Im August 2019 kam es dort zu einem Zwischenfall. Bei einer Explosion wurden 5 Wissenschafter getötet. Eine radioaktive Wolke breitete sich über der Stadt Sewerodwinsk aus. Die Berichte deuten darauf hin, dass eine Burewestnik explodiert ist, beim Versuch sie nach dem Testflug aus dem Meer zu bergen.

Das Verteidigungsministerium nannte die Explosion einer Rakete als Unfallursache. Russlands Atomagentur Rosatom bestätigte später, dass die getöteten Forscher an einem experimentellen Atomantrieb gearbeitet haben.

Dieser Unfall sorgt für Bedenken bei Expert*innen. Selbst mit einem konventionellen Sprengkopf oder ohne Sprengkopf, scheint die Burewestnik gefährlich zu sein. Strahlung könnte nicht nur beim Einschlag oder Absturz abgegeben werden, sondern auch schon im Flug. Selbst erfolgreiche Testflüge bergen dadurch das Risiko, dass große Gebiete verstrahlt werden.

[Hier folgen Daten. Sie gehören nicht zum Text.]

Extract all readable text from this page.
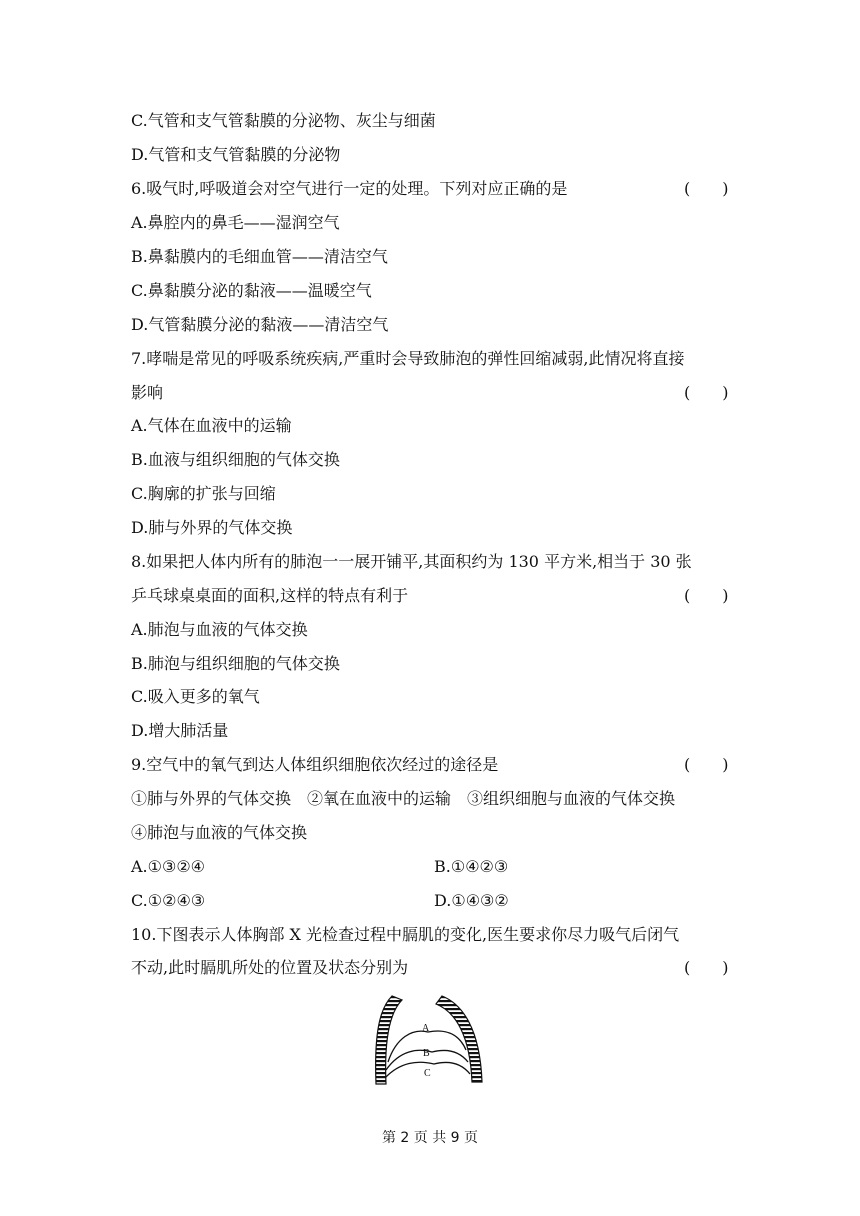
C.气管和支气管黏膜的分泌物、灰尘与细菌
D.气管和支气管黏膜的分泌物
6.吸气时,呼吸道会对空气进行一定的处理。下列对应正确的是	(　　)
A.鼻腔内的鼻毛——湿润空气
B.鼻黏膜内的毛细血管——清洁空气
C.鼻黏膜分泌的黏液——温暖空气
D.气管黏膜分泌的黏液——清洁空气
7.哮喘是常见的呼吸系统疾病,严重时会导致肺泡的弹性回缩减弱,此情况将直接
影响	(　　)
A.气体在血液中的运输
B.血液与组织细胞的气体交换
C.胸廓的扩张与回缩
D.肺与外界的气体交换
8.如果把人体内所有的肺泡一一展开铺平,其面积约为 130 平方米,相当于 30 张
乒乓球桌桌面的面积,这样的特点有利于	(　　)
A.肺泡与血液的气体交换
B.肺泡与组织细胞的气体交换
C.吸入更多的氧气
D.增大肺活量
9.空气中的氧气到达人体组织细胞依次经过的途径是	(　　)
①肺与外界的气体交换　②氧在血液中的运输　③组织细胞与血液的气体交换
④肺泡与血液的气体交换
A.①③②④	B.①④②③
C.①②④③	D.①④③②
10.下图表示人体胸部 X 光检查过程中膈肌的变化,医生要求你尽力吸气后闭气
不动,此时膈肌所处的位置及状态分别为	(　　)
A
B
C
第 2 页 共 9 页
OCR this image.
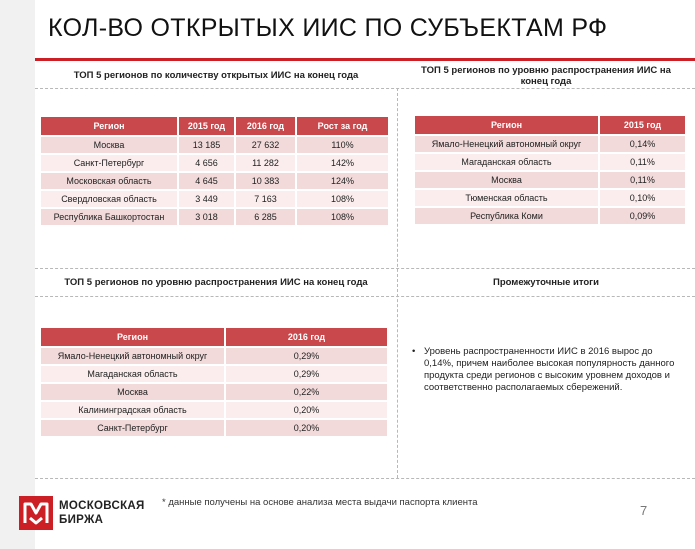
КОЛ-ВО ОТКРЫТЫХ ИИС ПО СУБЪЕКТАМ РФ

ТОП 5 регионов по количеству открытых ИИС на конец года

Регион	2015 год	2016 год	Рост за год
Москва	13 185	27 632	110%
Санкт-Петербург	4 656	11 282	142%
Московская область	4 645	10 383	124%
Свердловская область	3 449	7 163	108%
Республика Башкортостан	3 018	6 285	108%

ТОП 5 регионов по уровню распространения ИИС на
конец года

Регион	2015 год
Ямало-Ненецкий автономный округ	0,14%
Магаданская область	0,11%
Москва	0,11%
Тюменская область	0,10%
Республика Коми	0,09%

ТОП 5 регионов по уровню распространения ИИС на конец года

Регион	2016 год
Ямало-Ненецкий автономный округ	0,29%
Магаданская область	0,29%
Москва	0,22%
Калининградская область	0,20%
Санкт-Петербург	0,20%

Промежуточные итоги

• Уровень распространенности ИИС в 2016 вырос до 0,14%, причем наиболее высокая популярность данного продукта среди регионов с высоким уровнем доходов и соответственно располагаемых сбережений.
МОСКОВСКАЯ
БИРЖА
* данные получены на основе анализа места выдачи паспорта клиента
7
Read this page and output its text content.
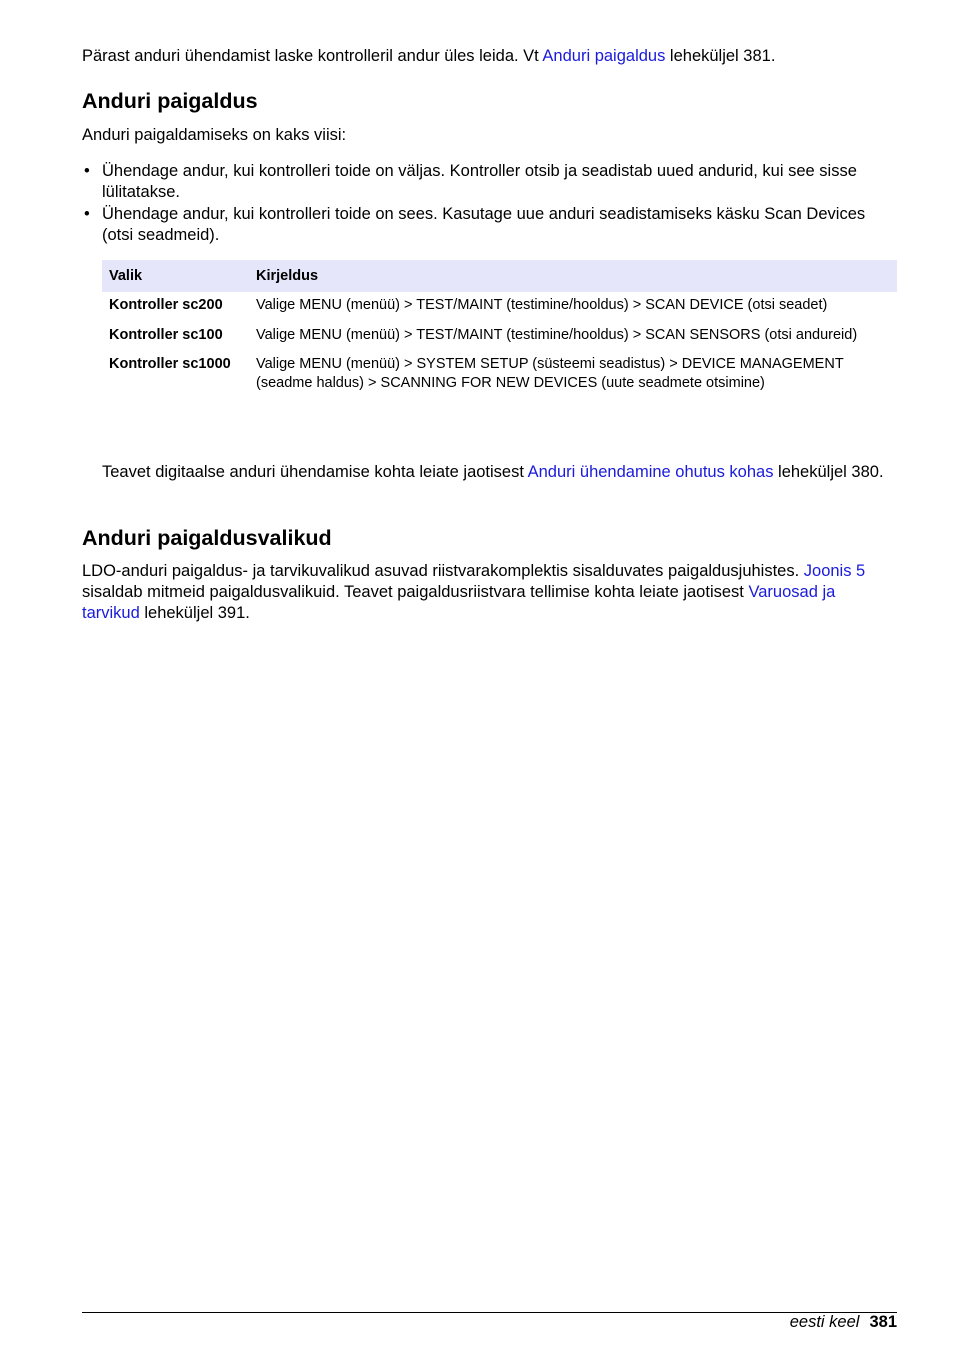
Pärast anduri ühendamist laske kontrolleril andur üles leida. Vt Anduri paigaldus leheküljel 381.

Anduri paigaldus

Anduri paigaldamiseks on kaks viisi:

• Ühendage andur, kui kontrolleri toide on väljas. Kontroller otsib ja seadistab uued andurid, kui see sisse lülitatakse.
• Ühendage andur, kui kontrolleri toide on sees. Kasutage uue anduri seadistamiseks käsku Scan Devices (otsi seadmeid).
Valik	Kirjeldus
Kontroller sc200	Valige MENU (menüü) > TEST/MAINT (testimine/hooldus) > SCAN DEVICE (otsi seadet)
Kontroller sc100	Valige MENU (menüü) > TEST/MAINT (testimine/hooldus) > SCAN SENSORS (otsi andureid)
Kontroller sc1000	Valige MENU (menüü) > SYSTEM SETUP (süsteemi seadistus) > DEVICE MANAGEMENT (seadme haldus) > SCANNING FOR NEW DEVICES (uute seadmete otsimine)

Teavet digitaalse anduri ühendamise kohta leiate jaotisest Anduri ühendamine ohutus kohas leheküljel 380.

Anduri paigaldusvalikud

LDO-anduri paigaldus- ja tarvikuvalikud asuvad riistvarakomplektis sisalduvates paigaldusjuhistes. Joonis 5 sisaldab mitmeid paigaldusvalikuid. Teavet paigaldusriistvara tellimise kohta leiate jaotisest Varuosad ja tarvikud leheküljel 391.

eesti keel 381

Putin überlegt, Atomtests wiederaufzunehmen

Putin hat diese Woche auch angedeutet, möglicherweise Atomwaffentests wiederaufnehmen zu wollen. Die USA, China und Russland haben sich vertraglich 1996 dazu verpflichtet, keine Atomwaffentests mehr durchzuführen.

Unter anderem Umständen könnte man das einfach nur als das übliche Säbelrasseln Russlands abhaken. Für Burewestnik könnte aber ein neuer, kompakter Nuklearsprengkopf entwickelt werden, den Russland wohl auch testen will.

Weitere Nuklearwaffen, an denen Russland derzeit arbeitet, sind die Hyperschallrakete Awangard, der Atomtorpedo Poseidon und die gewaltige RS-28, Nato-Codename Satan 2.

Diese Interkontinentalrakete ist 35 Meter lang und hat eine Reichweite von 18.000 Kilometern. Sie soll 10 bis 15 Atomsprengköpfe, mit einem Gesamtgewicht von 10 Tonnen, in Ziel bringen können. Die RS-28 soll kurz davorstehen, einsatzbereit zu sein.